A meticulous examination of the aftershocks of the loss of a child. Rapp Black begins with a stirring scene: Devastated by her son's terminal illness and failing marriage, she recounts how she stood on a bridge in New Mexico, contemplating throwing herself nearly 600 feet into the river below. Though she walked away, she was far from mental or emotional recovery. In her previous memoir, The Still Point of the Turning World, the author tracked her experience during the period after she realized that her son, Ronan, had Tay-Sachs disease, a debilitating genetic disorder that progressively destroys the nervous system. In this follow-up, she describes in wrenching detail his death in 2013, shortly before his third birthday, and her response to that tragedy as well as the painful, "cruel" dissolution of her marriage. Rapp Black soon remarried and had a daughter, Charlie, a year after Ronan's death. The aching conflict she continues to feel about being mother to both a dead child and a living one is central to the story, as is her attempt to refute the many ways her friends and others tried to praise and reassure her for her "resilience" (a word she has "a complicated relationship with") and on her "second chance" or the "resurrection of your life," ideas that frustrate her. "Ronan is gone and Charlie is here," she tells herself, as she tries to adjust to being "not just a bereaved parent, but a bereaved parent with a living child." Not so much a traditional memoir as a series of essays of varying lengths, the book doesn't follow a straightforward narrative arc, as Rapp Black attempts to understand her feelings and irresolvable conflict from multiple angles. She employs a variety of metaphors--dark matter in one chapter, butterflies in another--which may leave some readers impatient even as they clearly delineate her abiding mental state. A searing, uncompromising effort to wrestle with permanent grief. Copyright (c) Kirkus Reviews, used with permission.

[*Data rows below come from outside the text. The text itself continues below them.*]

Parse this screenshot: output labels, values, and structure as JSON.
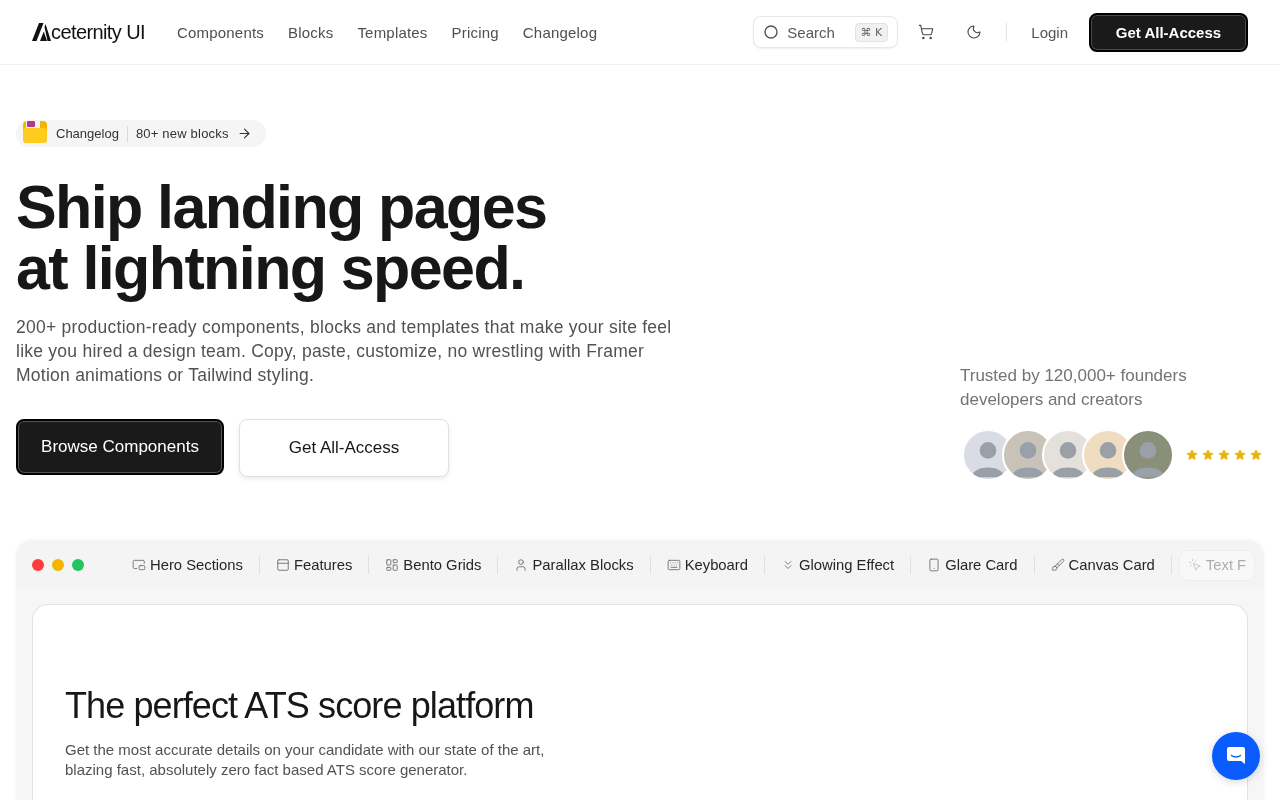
{
  "header": {
    "brand": "ceternity UI",
    "nav": [
      "Components",
      "Blocks",
      "Templates",
      "Pricing",
      "Changelog"
    ],
    "search": {
      "placeholder": "Search",
      "shortcut": "⌘ K"
    },
    "login": "Login",
    "cta": "Get All-Access"
  },
  "hero": {
    "badge": {
      "label": "Changelog",
      "text": "80+ new blocks"
    },
    "title_lines": [
      "Ship landing pages",
      "at lightning speed."
    ],
    "description": "200+ production-ready components, blocks and templates that make your site feel like you hired a design team. Copy, paste, customize, no wrestling with Framer Motion animations or Tailwind styling.",
    "buttons": [
      {
        "label": "Browse Components",
        "kind": "primary"
      },
      {
        "label": "Get All-Access",
        "kind": "secondary"
      }
    ],
    "trust": {
      "text": "Trusted by 120,000+ founders developers and creators",
      "stars": 5
    }
  },
  "preview": {
    "tabs": [
      {
        "label": "Hero Sections",
        "selected": false
      },
      {
        "label": "Features",
        "selected": false
      },
      {
        "label": "Bento Grids",
        "selected": false
      },
      {
        "label": "Parallax Blocks",
        "selected": false
      },
      {
        "label": "Keyboard",
        "selected": false
      },
      {
        "label": "Glowing Effect",
        "selected": false
      },
      {
        "label": "Glare Card",
        "selected": false
      },
      {
        "label": "Canvas Card",
        "selected": false
      },
      {
        "label": "Text F",
        "selected": true
      }
    ],
    "card": {
      "title": "The perfect ATS score platform",
      "description": "Get the most accurate details on your candidate with our state of the art, blazing fast, absolutely zero fact based ATS score generator."
    }
  }
}
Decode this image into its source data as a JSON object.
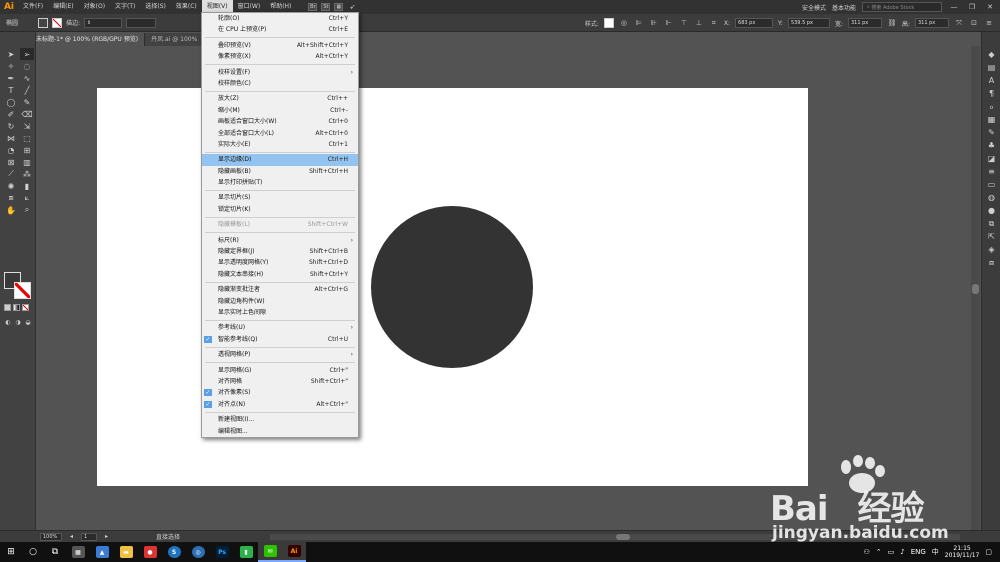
{
  "app": {
    "logo": "Ai"
  },
  "menubar": {
    "items": [
      "文件(F)",
      "编辑(E)",
      "对象(O)",
      "文字(T)",
      "选择(S)",
      "效果(C)",
      "视图(V)",
      "窗口(W)",
      "帮助(H)"
    ],
    "active_index": 6,
    "safe_mode": "安全模式",
    "workspace": "基本功能",
    "search_placeholder": "搜索 Adobe Stock"
  },
  "controlbar": {
    "label": "椭圆",
    "stroke_label": "描边:",
    "style_label": "样式:",
    "x_label": "X:",
    "x_value": "683 px",
    "y_label": "Y:",
    "y_value": "539.5 px",
    "w_label": "宽:",
    "w_value": "311 px",
    "h_label": "高:",
    "h_value": "311 px"
  },
  "tabs": [
    {
      "label": "未标题-1* @ 100% (RGB/GPU 预览)",
      "active": true
    },
    {
      "label": "丹凤.ai @ 100%",
      "active": false
    }
  ],
  "view_menu": {
    "items": [
      {
        "label": "轮廓(O)",
        "shortcut": "Ctrl+Y"
      },
      {
        "label": "在 CPU 上预览(P)",
        "shortcut": "Ctrl+E"
      },
      {
        "sep": true
      },
      {
        "label": "叠印预览(V)",
        "shortcut": "Alt+Shift+Ctrl+Y"
      },
      {
        "label": "像素预览(X)",
        "shortcut": "Alt+Ctrl+Y"
      },
      {
        "sep": true
      },
      {
        "label": "校样设置(F)",
        "shortcut": "",
        "submenu": true
      },
      {
        "label": "校样颜色(C)",
        "shortcut": ""
      },
      {
        "sep": true
      },
      {
        "label": "放大(Z)",
        "shortcut": "Ctrl++"
      },
      {
        "label": "缩小(M)",
        "shortcut": "Ctrl+-"
      },
      {
        "label": "画板适合窗口大小(W)",
        "shortcut": "Ctrl+0"
      },
      {
        "label": "全部适合窗口大小(L)",
        "shortcut": "Alt+Ctrl+0"
      },
      {
        "label": "实际大小(E)",
        "shortcut": "Ctrl+1"
      },
      {
        "sep": true
      },
      {
        "label": "显示边缘(D)",
        "shortcut": "Ctrl+H",
        "highlight": true
      },
      {
        "label": "隐藏画板(B)",
        "shortcut": "Shift+Ctrl+H"
      },
      {
        "label": "显示打印拼贴(T)",
        "shortcut": ""
      },
      {
        "sep": true
      },
      {
        "label": "显示切片(S)",
        "shortcut": ""
      },
      {
        "label": "锁定切片(K)",
        "shortcut": ""
      },
      {
        "sep": true
      },
      {
        "label": "隐藏模板(L)",
        "shortcut": "Shift+Ctrl+W",
        "disabled": true
      },
      {
        "sep": true
      },
      {
        "label": "标尺(R)",
        "shortcut": "",
        "submenu": true
      },
      {
        "label": "隐藏定界框(J)",
        "shortcut": "Shift+Ctrl+B"
      },
      {
        "label": "显示透明度网格(Y)",
        "shortcut": "Shift+Ctrl+D"
      },
      {
        "label": "隐藏文本串接(H)",
        "shortcut": "Shift+Ctrl+Y"
      },
      {
        "sep": true
      },
      {
        "label": "隐藏渐变批注者",
        "shortcut": "Alt+Ctrl+G"
      },
      {
        "label": "隐藏边角构件(W)",
        "shortcut": ""
      },
      {
        "label": "显示实时上色间隙",
        "shortcut": ""
      },
      {
        "sep": true
      },
      {
        "label": "参考线(U)",
        "shortcut": "",
        "submenu": true
      },
      {
        "label": "智能参考线(Q)",
        "shortcut": "Ctrl+U",
        "checked": true
      },
      {
        "sep": true
      },
      {
        "label": "透视网格(P)",
        "shortcut": "",
        "submenu": true
      },
      {
        "sep": true
      },
      {
        "label": "显示网格(G)",
        "shortcut": "Ctrl+\""
      },
      {
        "label": "对齐网格",
        "shortcut": "Shift+Ctrl+\""
      },
      {
        "label": "对齐像素(S)",
        "shortcut": "",
        "checked": true
      },
      {
        "label": "对齐点(N)",
        "shortcut": "Alt+Ctrl+\"",
        "checked": true
      },
      {
        "sep": true
      },
      {
        "label": "新建视图(I)...",
        "shortcut": ""
      },
      {
        "label": "编辑视图...",
        "shortcut": ""
      }
    ]
  },
  "statusbar": {
    "zoom": "100%",
    "page": "1",
    "tool": "直接选择"
  },
  "taskbar": {
    "ime": "ENG",
    "ime_char": "中",
    "time": "21:15",
    "date": "2019/11/17"
  },
  "watermark": {
    "brand": "Bai",
    "brand_cn": "经验",
    "url": "jingyan.baidu.com"
  },
  "colors": {
    "accent_highlight": "#93c3f0",
    "circle": "#333333",
    "ai_orange": "#ff9a00"
  }
}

Author notes provided by Syndetics

Emily Rapp Black is the author of Poster Child: A Memoir and The Still Point of the Turning World . A former Fulbright scholar, she was educated at Harvard University, Trinity College-Dublin, Saint Olaf College, and the University of Texas-Austin, where she was a James A. Michener Fellow. A recent Guggenheim Fellowship Recipient, she has received awards and fellowships from the Rona Jaffe Foundation, the Jentel Arts Foundation, the Corporation of Yaddo, the Fine Arts Work Center in Provincetown, Fundación Valparaíso, and Bucknell University, where she was the Philip Roth Writer-in-Residence. Her work has appeared in Vogue , The New York Times , Salon , Slate , Time , The Boston Globe , The Wall Street Journal , Psychology Today , O: The Oprah Magazine , Los Angeles Times, and many others. She is a regular contributor to The New York Times Book Review and frequently publishes scholarly work in the fields of disability studies, bioethics, and theological studies. She is currently associate professor of creative writing at the University of California-Riverside, where she also teaches medical narratives in the School of Medicine.